OCR: We Want to See Contingency Plans
When the Department of Health and Human Services' Office for Civil Rights will conduct audits of organizations' compliance with the HIPAA security rule, a comprehensive business continuity contingency plan is one of many pieces investigators will be looking for.
Enforcement of the security rule last year migrated from the Centers for Medicare and Medicaid Services to OCR, which has placed security rule investigators in 10 regional offices. During a session at the Safeguarding Health Information conference in Washington, David Holtzman, a health information privacy specialist at OCR, reminded attendees of the security rule's requirements for contingency plans. They must respond to emergencies that damage systems containing electronic protected health information due to fire, theft, vandalism, natural disaster or system failure.

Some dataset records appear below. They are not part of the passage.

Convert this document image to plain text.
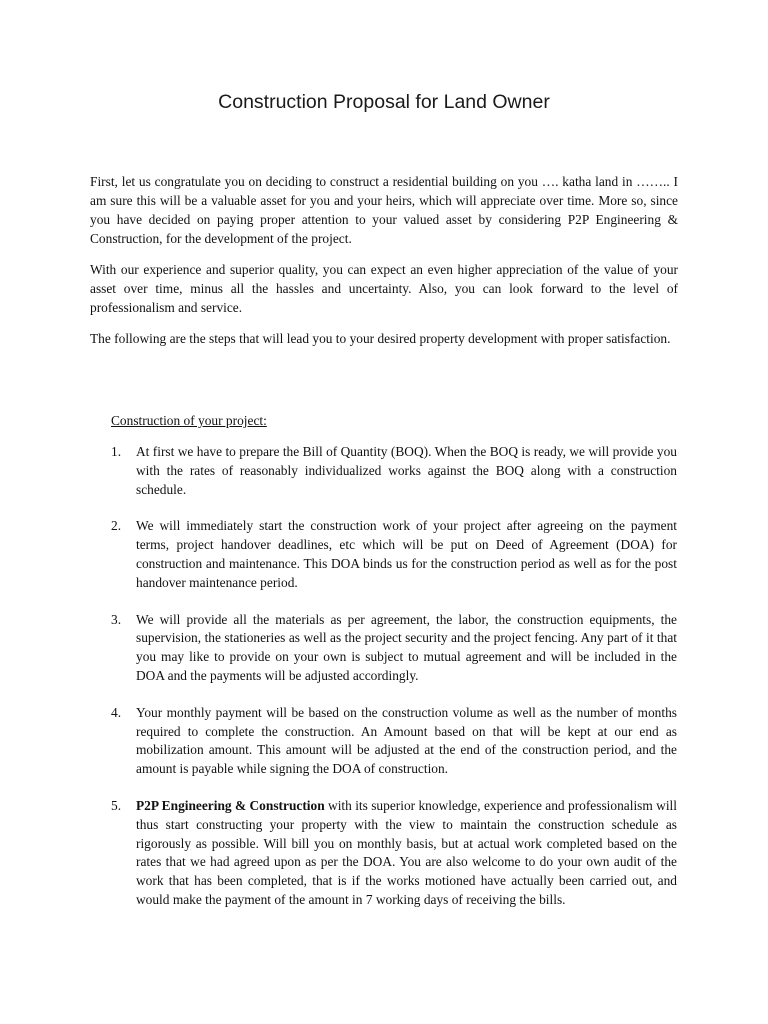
Construction Proposal for Land Owner

First, let us congratulate you on deciding to construct a residential building on you …. katha land in …….. I am sure this will be a valuable asset for you and your heirs, which will appreciate over time. More so, since you have decided on paying proper attention to your valued asset by considering P2P Engineering & Construction, for the development of the project.

With our experience and superior quality, you can expect an even higher appreciation of the value of your asset over time, minus all the hassles and uncertainty. Also, you can look forward to the level of professionalism and service.

The following are the steps that will lead you to your desired property development with proper satisfaction.

Construction of your project:

1. At first we have to prepare the Bill of Quantity (BOQ). When the BOQ is ready, we will provide you with the rates of reasonably individualized works against the BOQ along with a construction schedule.
2. We will immediately start the construction work of your project after agreeing on the payment terms, project handover deadlines, etc which will be put on Deed of Agreement (DOA) for construction and maintenance. This DOA binds us for the construction period as well as for the post handover maintenance period.
3. We will provide all the materials as per agreement, the labor, the construction equipments, the supervision, the stationeries as well as the project security and the project fencing. Any part of it that you may like to provide on your own is subject to mutual agreement and will be included in the DOA and the payments will be adjusted accordingly.
4. Your monthly payment will be based on the construction volume as well as the number of months required to complete the construction. An Amount based on that will be kept at our end as mobilization amount. This amount will be adjusted at the end of the construction period, and the amount is payable while signing the DOA of construction.
5. P2P Engineering & Construction with its superior knowledge, experience and professionalism will thus start constructing your property with the view to maintain the construction schedule as rigorously as possible. Will bill you on monthly basis, but at actual work completed based on the rates that we had agreed upon as per the DOA. You are also welcome to do your own audit of the work that has been completed, that is if the works motioned have actually been carried out, and would make the payment of the amount in 7 working days of receiving the bills.
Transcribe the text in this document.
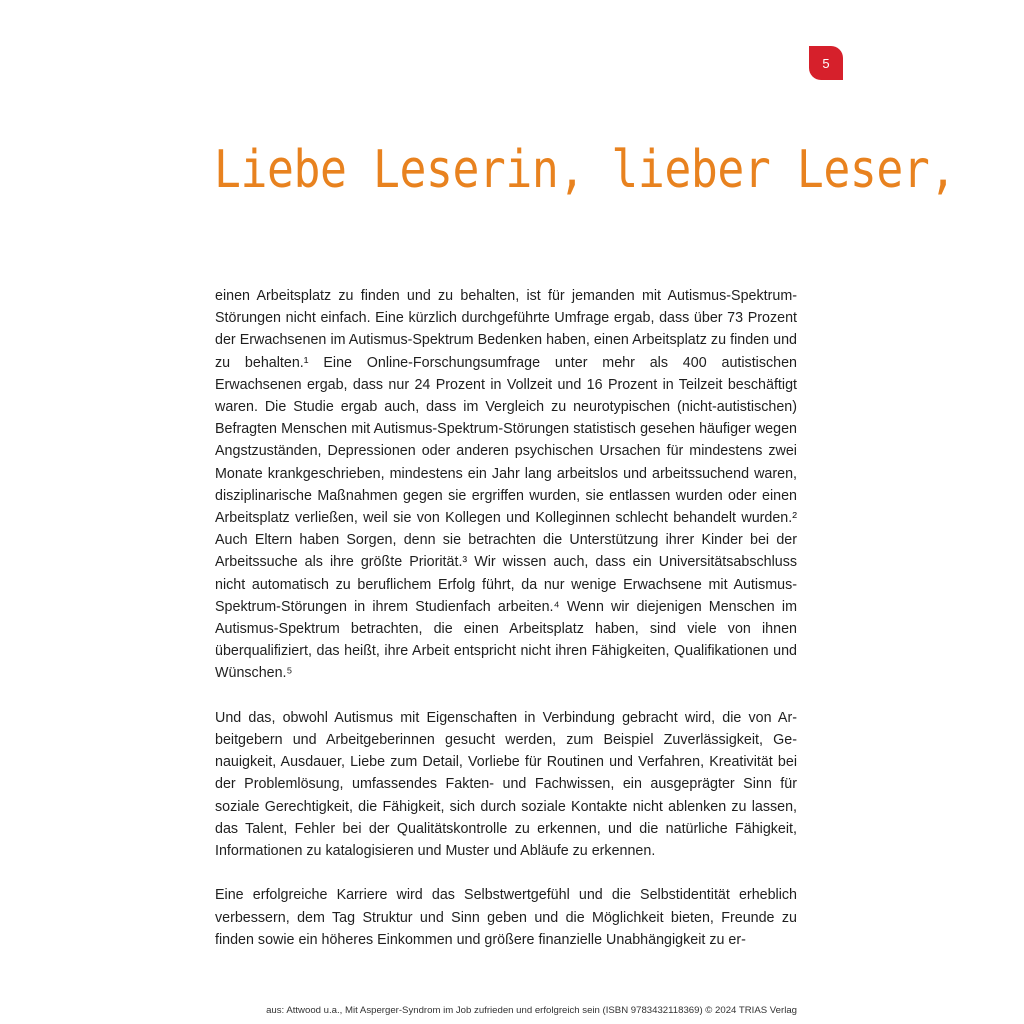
5
Liebe Leserin, lieber Leser,

einen Arbeitsplatz zu finden und zu behalten, ist für jemanden mit Autismus-Spektrum-Störungen nicht einfach. Eine kürzlich durchgeführte Umfrage ergab, dass über 73 Prozent der Erwachsenen im Autismus-Spektrum Bedenken haben, einen Arbeitsplatz zu finden und zu behalten.¹ Eine Online-Forschungsumfrage unter mehr als 400 autistischen Erwachsenen ergab, dass nur 24 Prozent in Vollzeit und 16 Prozent in Teilzeit beschäftigt waren. Die Studie ergab auch, dass im Vergleich zu neurotypischen (nicht-autistischen) Befragten Menschen mit Autismus-Spektrum-Störungen statistisch gesehen häufiger wegen Angstzuständen, Depressionen oder anderen psychischen Ursachen für mindestens zwei Monate krankgeschrieben, mindestens ein Jahr lang arbeitslos und arbeitssuchend waren, disziplinarische Maßnahmen gegen sie ergriffen wurden, sie entlassen wurden oder einen Arbeitsplatz verließen, weil sie von Kollegen und Kolleginnen schlecht behandelt wurden.² Auch Eltern haben Sorgen, denn sie betrachten die Unterstützung ihrer Kinder bei der Arbeitssuche als ihre größte Priorität.³ Wir wissen auch, dass ein Universitätsabschluss nicht automatisch zu beruflichem Erfolg führt, da nur wenige Erwachsene mit Autismus-Spektrum-Störungen in ihrem Studienfach arbeiten.⁴ Wenn wir diejenigen Menschen im Autismus-Spektrum betrachten, die einen Arbeitsplatz haben, sind viele von ihnen überqualifiziert, das heißt, ihre Arbeit entspricht nicht ihren Fähigkeiten, Qualifikationen und Wünschen.⁵

Und das, obwohl Autismus mit Eigenschaften in Verbindung gebracht wird, die von Arbeitgebern und Arbeitgeberinnen gesucht werden, zum Beispiel Zuverlässigkeit, Genauigkeit, Ausdauer, Liebe zum Detail, Vorliebe für Routinen und Verfahren, Kreativität bei der Problemlösung, umfassendes Fakten- und Fachwissen, ein ausgeprägter Sinn für soziale Gerechtigkeit, die Fähigkeit, sich durch soziale Kontakte nicht ablenken zu lassen, das Talent, Fehler bei der Qualitätskontrolle zu erkennen, und die natürliche Fähigkeit, Informationen zu katalogisieren und Muster und Abläufe zu erkennen.

Eine erfolgreiche Karriere wird das Selbstwertgefühl und die Selbstidentität erheblich verbessern, dem Tag Struktur und Sinn geben und die Möglichkeit bieten, Freunde zu finden sowie ein höheres Einkommen und größere finanzielle Unabhängigkeit zu er-

aus: Attwood u.a., Mit Asperger-Syndrom im Job zufrieden und erfolgreich sein (ISBN 9783432118369) © 2024 TRIAS Verlag
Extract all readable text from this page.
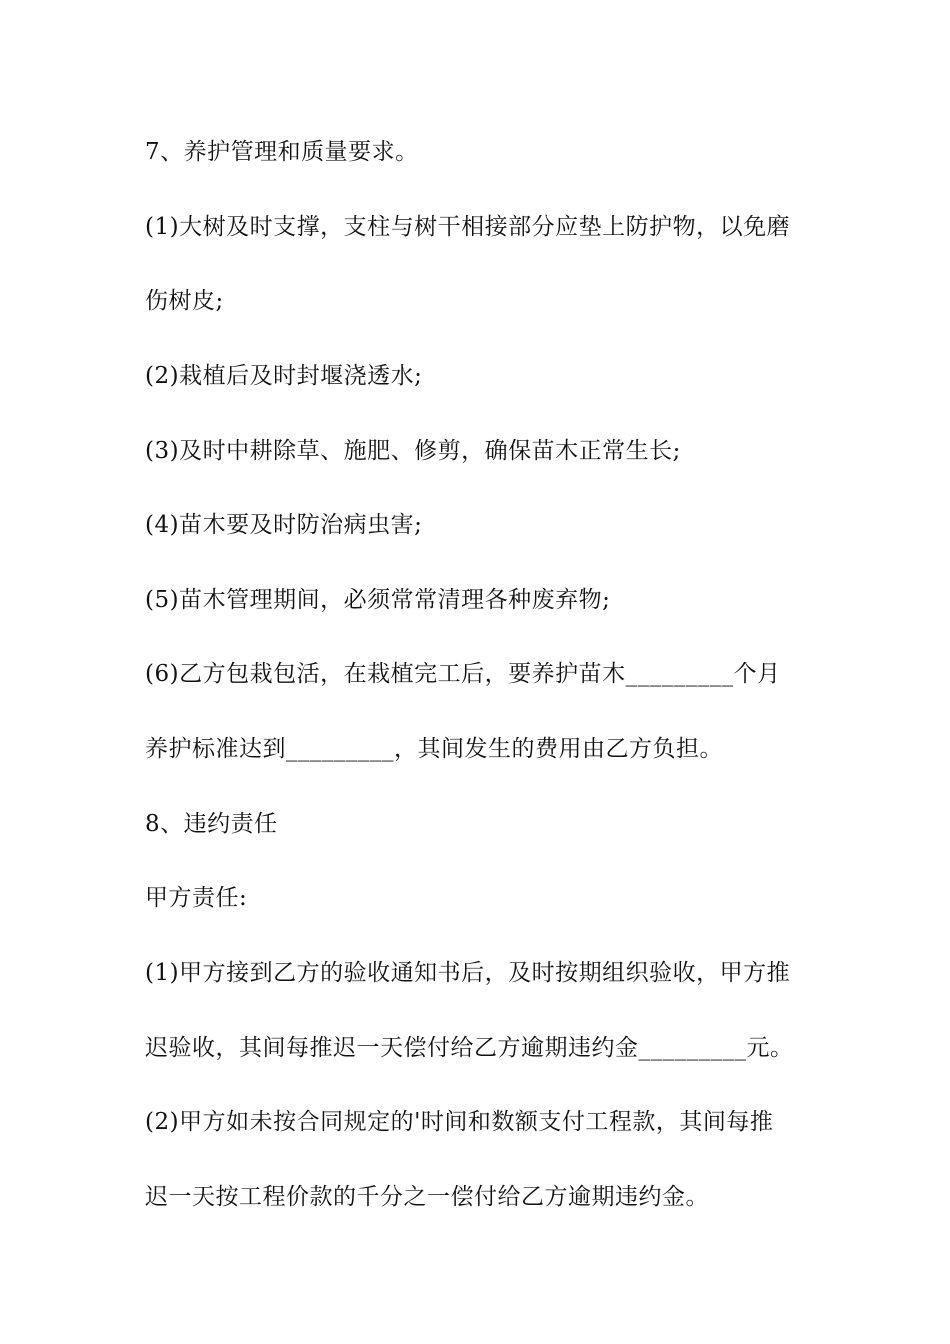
7、养护管理和质量要求。
(1)大树及时支撑，支柱与树干相接部分应垫上防护物，以免磨
伤树皮;
(2)栽植后及时封堰浇透水;
(3)及时中耕除草、施肥、修剪，确保苗木正常生长;
(4)苗木要及时防治病虫害;
(5)苗木管理期间，必须常常清理各种废弃物;
(6)乙方包栽包活，在栽植完工后，要养护苗木_________个月
养护标准达到_________，其间发生的费用由乙方负担。
8、违约责任
甲方责任:
(1)甲方接到乙方的验收通知书后，及时按期组织验收，甲方推
迟验收，其间每推迟一天偿付给乙方逾期违约金_________元。
(2)甲方如未按合同规定的'时间和数额支付工程款，其间每推
迟一天按工程价款的千分之一偿付给乙方逾期违约金。
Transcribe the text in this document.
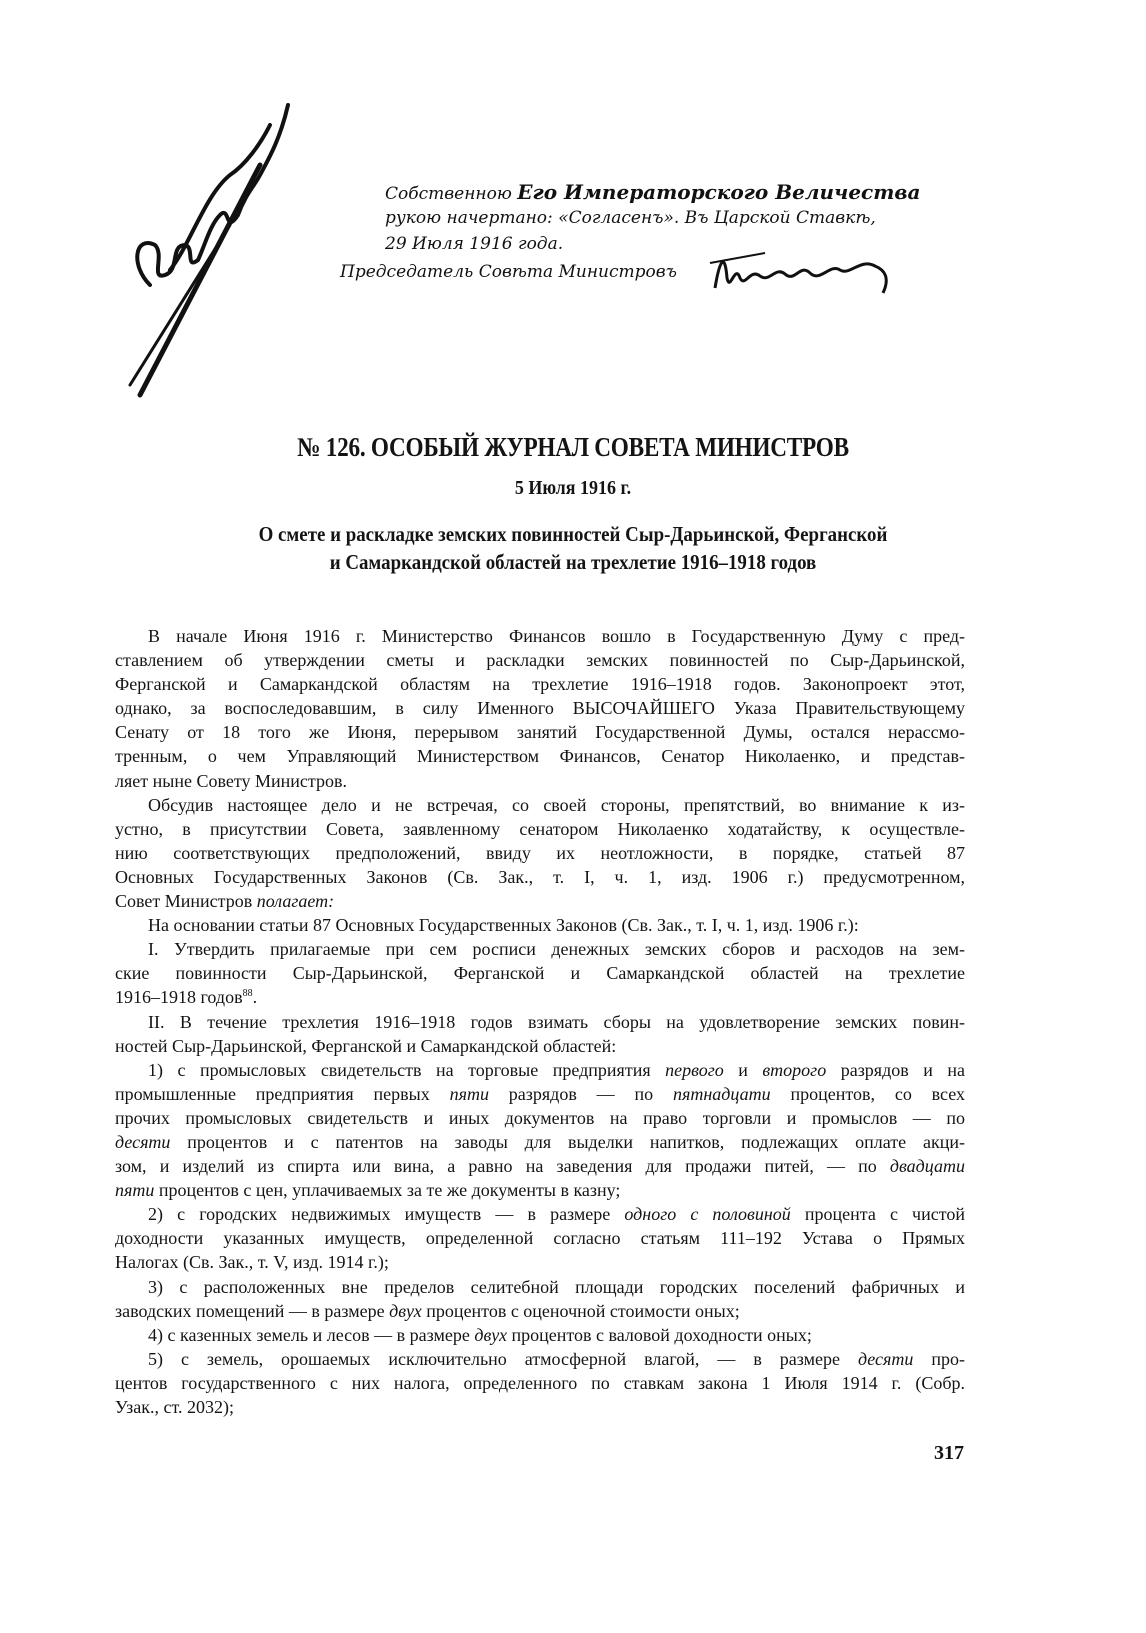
Собственною Его Императорского Величества
рукою начертано: «Согласенъ». Въ Царской Ставкѣ,
29 Июля 1916 года.
Председатель Совѣта Министровъ
№ 126. ОСОБЫЙ ЖУРНАЛ СОВЕТА МИНИСТРОВ
5 Июля 1916 г.
О смете и раскладке земских повинностей Сыр-Дарьинской, Ферганской
и Самаркандской областей на трехлетие 1916–1918 годов
В начале Июня 1916 г. Министерство Финансов вошло в Государственную Думу с пред-
ставлением об утверждении сметы и раскладки земских повинностей по Сыр-Дарьинской,
Ферганской и Самаркандской областям на трехлетие 1916–1918 годов. Законопроект этот,
однако, за воспоследовавшим, в силу Именного ВЫСОЧАЙШЕГО Указа Правительствующему
Сенату от 18 того же Июня, перерывом занятий Государственной Думы, остался нерассмо-
тренным, о чем Управляющий Министерством Финансов, Сенатор Николаенко, и представ-
ляет ныне Совету Министров.
Обсудив настоящее дело и не встречая, со своей стороны, препятствий, во внимание к из-
устно, в присутствии Совета, заявленному сенатором Николаенко ходатайству, к осуществле-
нию соответствующих предположений, ввиду их неотложности, в порядке, статьей 87
Основных Государственных Законов (Св. Зак., т. I, ч. 1, изд. 1906 г.) предусмотренном,
Совет Министров полагает:
На основании статьи 87 Основных Государственных Законов (Св. Зак., т. I, ч. 1, изд. 1906 г.):
I. Утвердить прилагаемые при сем росписи денежных земских сборов и расходов на зем-
ские повинности Сыр-Дарьинской, Ферганской и Самаркандской областей на трехлетие
1916–1918 годов$^{88}$.
II. В течение трехлетия 1916–1918 годов взимать сборы на удовлетворение земских повин-
ностей Сыр-Дарьинской, Ферганской и Самаркандской областей:
1) с промысловых свидетельств на торговые предприятия первого и второго разрядов и на
промышленные предприятия первых пяти разрядов — по пятнадцати процентов, со всех
прочих промысловых свидетельств и иных документов на право торговли и промыслов — по
десяти процентов и с патентов на заводы для выделки напитков, подлежащих оплате акци-
зом, и изделий из спирта или вина, а равно на заведения для продажи питей, — по двадцати
пяти процентов с цен, уплачиваемых за те же документы в казну;
2) с городских недвижимых имуществ — в размере одного с половиной процента с чистой
доходности указанных имуществ, определенной согласно статьям 111–192 Устава о Прямых
Налогах (Св. Зак., т. V, изд. 1914 г.);
3) с расположенных вне пределов селитебной площади городских поселений фабричных и
заводских помещений — в размере двух процентов с оценочной стоимости оных;
4) с казенных земель и лесов — в размере двух процентов с валовой доходности оных;
5) с земель, орошаемых исключительно атмосферной влагой, — в размере десяти про-
центов государственного с них налога, определенного по ставкам закона 1 Июля 1914 г. (Собр.
Узак., ст. 2032);
317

That means data back-up and disaster recovery plans are required, Holtzman says. Questions an organization being investigated can expect to be asked include: Do you have a disaster recovery plan? What do you do on Day One of an emergency? Do you periodically test your emergency plan?
OCR officials are not going to march out and check everyone's plan, Holtzman says, "But it is an issue we will be asking about as we contact organizations regarding an incident and conduct compliance audits."
The National Institute of Standards and Technology has multiple publications on contingency plans for information systems, including NIST SP 800-34, which essentially is a primer to get started. "You can use these documents that NIST prepares, they have lots of stuff for any business," says Marianne Swanson, a senior advisor for information systems security. "And if you use them in sequence, they start to make sense."
Other useful guides include NIST 830 (risk assessment), 853A (assessing security controls) and 800-39 (enterprise risk management). Also available is 800-37, "Guide for Applying the Risk Management Framework to Federal Information Systems: A Security Life Cycle Approach," which is applicable in many ways for non-federal systems. More information is available at nist.gov.